Почему я способен любить Олю – мне хотелось в это верить – и вместе с тем желать Полину? Это что, раздвоение личности или в наших генах заложено многоженство? Оля далеко, а Полина едет ко мне… Уже тогда я смутно подозревал, что женщины с Олиными достоинствами и темпераментом не могут принадлежать одному мужчине.

Уже сам факт, что Полина едет ко мне, думает о том, что должно произойти между нами, хочет меня, – волновал меня. И если бы даже вдруг с неба сейчас свалилась ко мне Оля, я был бы не обрадован, а, скорее, разочарован. Потому что все мое существо в эту минуту тянулось к Полине, будто по телефонным проводам, передался мне заряд ее желания…

Хорошо ли я поступаю по отношению к Оле Второй? И нужна ли ей моя верность? Как-то она откровенно призналась, что не изменяет мне не потому, что ее мучила бы после этого совесть, а просто другой мужчина не вызывает в ней ответного желания, не нужен он ей.

Мужчина, видно, устроен иначе: он даже мысли не хочет допустить, что принадлежащая ему женщина может быть с другим, сам же легко изменяет ей… Разумеется, это относится не ко всем мужчинам. Анатолий Остряков не такой. Кроме жены Риты для него не существует другой женщины. А я, видно, иной. Люблю Олю, а спешу на встречу с Полиной, которая, если уж говорить по совести, ни в какое сравнение не идет с Олей.
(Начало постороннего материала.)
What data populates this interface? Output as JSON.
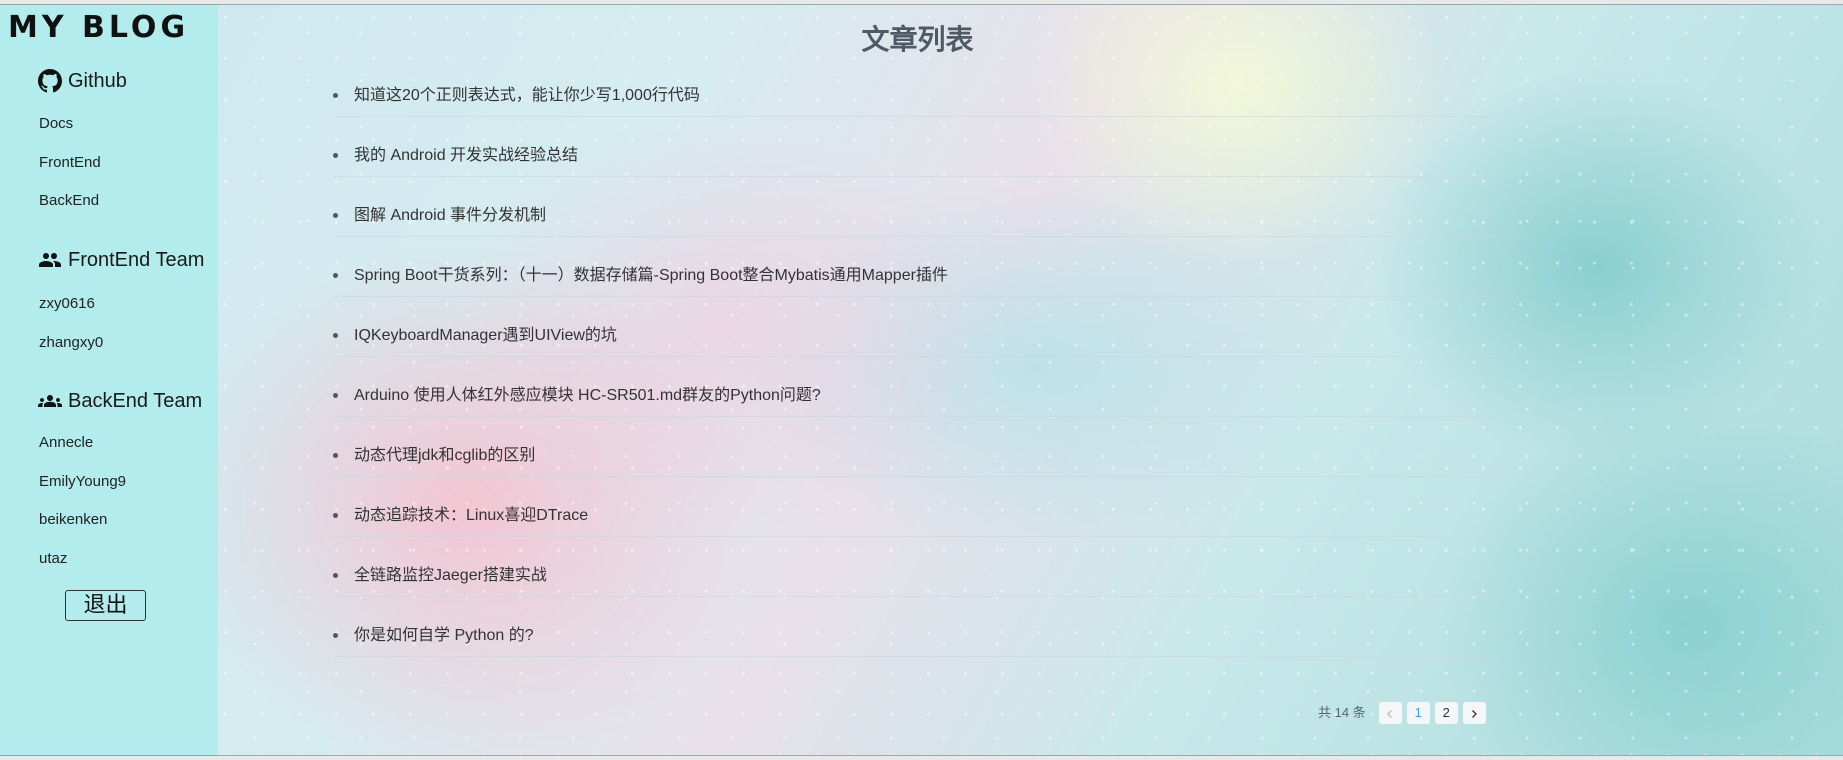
{
  "sidebar": {
    "logo": "MY BLOG",
    "groups": [
      {
        "title": "Github",
        "icon": "github-icon",
        "items": [
          "Docs",
          "FrontEnd",
          "BackEnd"
        ]
      },
      {
        "title": "FrontEnd Team",
        "icon": "group-icon",
        "items": [
          "zxy0616",
          "zhangxy0"
        ]
      },
      {
        "title": "BackEnd Team",
        "icon": "team-icon",
        "items": [
          "Annecle",
          "EmilyYoung9",
          "beikenken",
          "utaz"
        ]
      }
    ],
    "logout_label": "退出"
  },
  "main": {
    "title": "文章列表",
    "posts": [
      "知道这20个正则表达式，能让你少写1,000行代码",
      "我的 Android 开发实战经验总结",
      "图解 Android 事件分发机制",
      "Spring Boot干货系列：（十一）数据存储篇-Spring Boot整合Mybatis通用Mapper插件",
      "IQKeyboardManager遇到UIView的坑",
      "Arduino 使用人体红外感应模块 HC-SR501.md群友的Python问题?",
      "动态代理jdk和cglib的区别",
      "动态追踪技术：Linux喜迎DTrace",
      "全链路监控Jaeger搭建实战",
      "你是如何自学 Python 的?"
    ]
  },
  "pagination": {
    "total_text": "共 14 条",
    "pages": [
      "1",
      "2"
    ],
    "current_page": "1",
    "prev_icon": "chevron-left-icon",
    "next_icon": "chevron-right-icon"
  },
  "colors": {
    "sidebar_bg": "#b2ecec",
    "title": "#505a66",
    "active_page": "#409eff"
  }
}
Господь бог наделил Олю Журавлеву таким сильным женским началом, что редкий мужчина этого не ощущал. Она притягивала к себе, даже не желая этого. Только теперь я понял ее Генриха: он был мужчиной-собственником и интуитивно почувствовал, что ему придется драться со всем миром за право владеть Олей. И он испугался этого, отступил, а когда наконец решился, было поздно – Оля отвернулась от него. Женщины могут сквозь пальцы смотреть на измены своих мужчин, но никогда не прощают им трусости и слабости.

Когда я в шесть выходил из института, сверкали стекла в витринах, никелированные бамперы машин, на шумных с большим движением улицах выхлопные газы, гарь забивали все доступные запахи весны. Я шел в толпе прохожих и был один на один со своими мыслями. Поэтому, наверное, я не сразу заметил, что в городе что-то изменилось: стало сумрачно и вроде бы прохладнее, сверху пришел негромкий добродушный грохот, будто кто-то огромный в тяжелых башмаках пробежал по железной крыше. В лицо неожиданно ударил упругий свежий ветер, в домах захлопали открытые форточки. То ли произошел перепад давления, то ли еще какое-нибудь странное атмосферное явление, только я вдруг оказался будто в вакууме: не слышно ни звука, движение вокруг замедлилось, машины на проезжей части смазались, расплылись… И тут же все кончилось: в уши ворвался оглушительный грохот, на квадратных стеклах современного железобетонного здания полыхнуло зеленоватым светом, в следующую секунду по голове, плечам защелкали редкие крупные капли.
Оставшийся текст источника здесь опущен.